YOGYAKARTA - Isu adanya rencana pensiun dini massal aparatur sipil negara (ASN) telah menghebohkan para PNS dan PPPK. Program ini bahkan dikabarkan telah masuk dalam satu pasal dalam Rancangan Undang-Undang tentang Perubahan atas UU Nomor 5 tahun 2014 tentang ASN.
Revisi UU tersebut telah masuk dalam Program Legislasi Nasional (Prolegnas) tahun 2023. Lebih lanjut, Dewan Perwakilan Rakyat (DPR) menjelaskan bahwa program pensiun dini bisa diterapkan apabila pemerintah memiliki rencana perampingan organisasi.

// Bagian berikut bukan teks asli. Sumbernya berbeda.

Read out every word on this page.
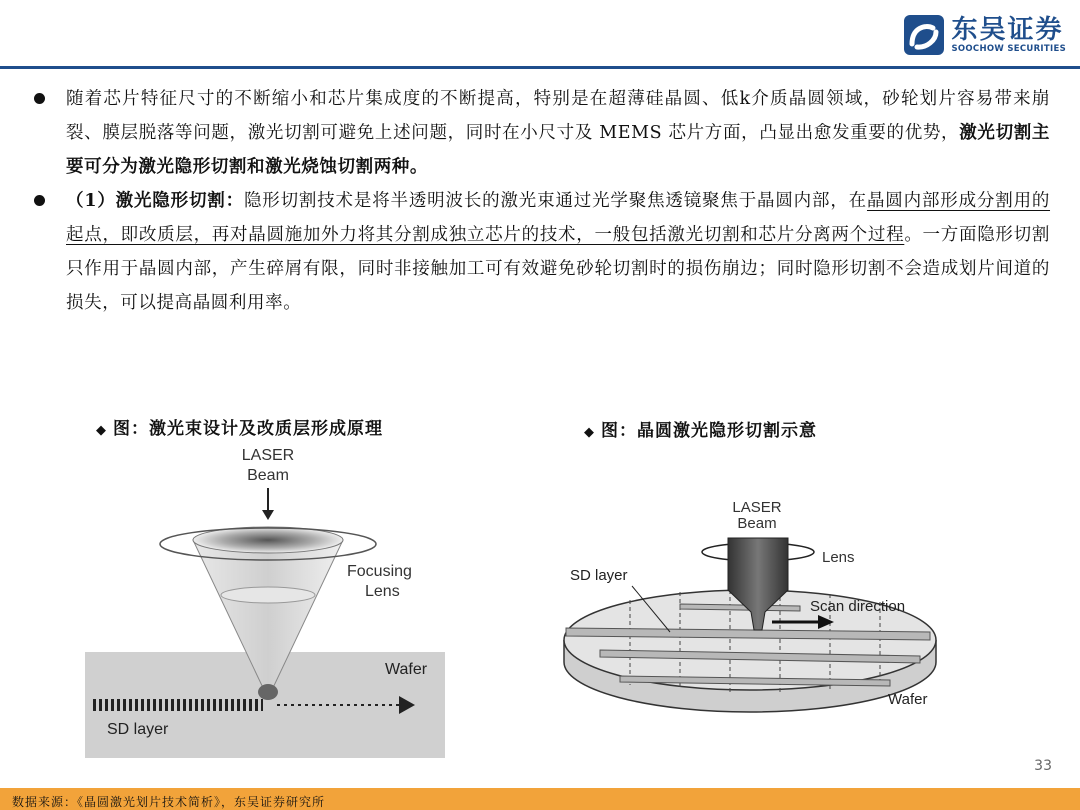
东吴证券
SOOCHOW SECURITIES
随着芯片特征尺寸的不断缩小和芯片集成度的不断提高，特别是在超薄硅晶圆、低k介质晶圆领域，砂轮划片容易带来崩裂、膜层脱落等问题，激光切割可避免上述问题，同时在小尺寸及 MEMS 芯片方面，凸显出愈发重要的优势，激光切割主要可分为激光隐形切割和激光烧蚀切割两种。
（1）激光隐形切割：隐形切割技术是将半透明波长的激光束通过光学聚焦透镜聚焦于晶圆内部，在晶圆内部形成分割用的起点，即改质层，再对晶圆施加外力将其分割成独立芯片的技术，一般包括激光切割和芯片分离两个过程。一方面隐形切割只作用于晶圆内部，产生碎屑有限，同时非接触加工可有效避免砂轮切割时的损伤崩边；同时隐形切割不会造成划片间道的损失，可以提高晶圆利用率。
◆ 图：激光束设计及改质层形成原理	◆ 图：晶圆激光隐形切割示意
LASER
Beam
Focusing
Lens
Wafer
SD layer
LASER
Beam
Lens
SD layer
Scan direction
Wafer
33
数据来源：《晶圆激光划片技术简析》，东吴证券研究所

Wacana Pensiun Dini Massal PNS Benarkah?
Menteri Pendayagunaan Aparatur Negara dan Reformasi Birokrasi (MenPANRB), Abdullah Azwar Anas, dengan tegas membantah isu program pensiun dini ASN. Azwar mengungkapkan bahwa program tersebut tidak masuk dalam RUU.
“Jadi sebenarnya itu nggak ada di dalam revisi UU ASN, soal pensiun dini ngga ada,” kata Azwar Anas setelah Rapat Tingkat Menteri (RTM) Penyusunan Perpres tentang Penguatan Pendampingan Pembangunan di Kantor Kemenko PMK, Jakarta (27/12).
Lebih lanjut, Azwar Anas menjelaskan memang ada banyak usulan skenario terkait manajemen ASN. Pensiun dini masuk dalam salah satu usulan yang ia terima. Usulan pensiun dini berhubungan dengan adanya ASN yang produktif dan ada pula yang sebaliknya.
Namun pemerintah tidak bisa memberhentikan ASN secara mudah atau tanpa pertimbangan matang. Dalam kasus ini, berbeda dengan swasta yang bisa menawarkan konsep pensiun dini dengan pemberian pesangon.
“Ini masih ide gagasan dari banyak orang, jadi di revisi UU ASN itu belum ada. Kira-kira begitu,” kata Azwar Anas.
Aturan Pensiun Dini PNS
Aba Subagja selaku Asisten Deputi Perancangan Jabatan, Perencanaan, dan Pengadaan SDM Aparatur KemenPANRB menyampaikan bahwa aturan pensiun dini ASN sebenarnya sudah ada.
Aturan pensiun dini ASN tertulis dalam PP Nomor 11 Tahun 2017 tentang manajemen ASN. Namun program pensiun dini ini belum ada ketentuan aturannya. Aba menjelaskan PNS bisa mengajukan pensiun dini lantaran penataan organisasi atau memang sudah memenuhi syarat yang diberlakukan dalam PP tersebut.
Pensiun dini dalam konteks adanya penataan organisasi diperbolehkan bagi PNS yang sudah menjalani 10 tahun masa bakti. Sementara apabila pensiun dini diajukan secara mandiri, maka PNS harus memenuhi syarat dalam PP 11/2017. Salah satu syaratnya yaitu berusia minimal 50 tahun dengan masa bakti 20 tahun.
Penilaian ASN
Aba menyampaikan bahwa capaian kinerja menjadi elemen penting dalam penilaian ASN. ASN yang tidak bisa memenuhi capaian kerja maka berpotensi diberhentikan statusnya sebagai abdi negara.
Jika ASN sudah beberapa kali tidak memenuhi capaian kinerja maka akan dikenakan hukuman disiplin. Lalu apabila masih bandel atau mengulanginya maka akan menerima sanksi paling berat, yaitu pemberhentian.
“Jadi, PNS itu sekarang yang dihukum bukan yang nakal-nakal saja. Sudah rajin tapi gak berkinerja kena hukuman juga di dalam PermenPANRB nomor 6/2022,” kata Aba.
Mendapat pertanyaan mengenai pendataan jumlah ASN, Aba menjelaskan bahwa program itu dilakukan untuk mengetahui perkembangan tenaga honorer yang ada di kementerian/lembaga. Saat ini diketahui jumlah ASN mencapai sekitar 2,3 juta. Para tenaga non ASN yang potensial didorong untuk mendaftar sebagai ASN lewat proses rekrutmen resmi.
Selain itu, pendataan juga berguna untuk mengetahui kekurangan dari organisasi ataupun ASN yang ada di sana. Jadi pemerintah bisa mengadakan pengembangan kompetensi ASN dan pelatihan lainnya.
Demikianlah penjelasan mengenai isu wacana pensiun dini massal PNS. Kabar tersebut mendapat banyak tanggapan dari berbagai pihak. Pemerintah diingatkan untuk berhati-hati dalam mengambil keputusan mengenai kebijakan tersebut.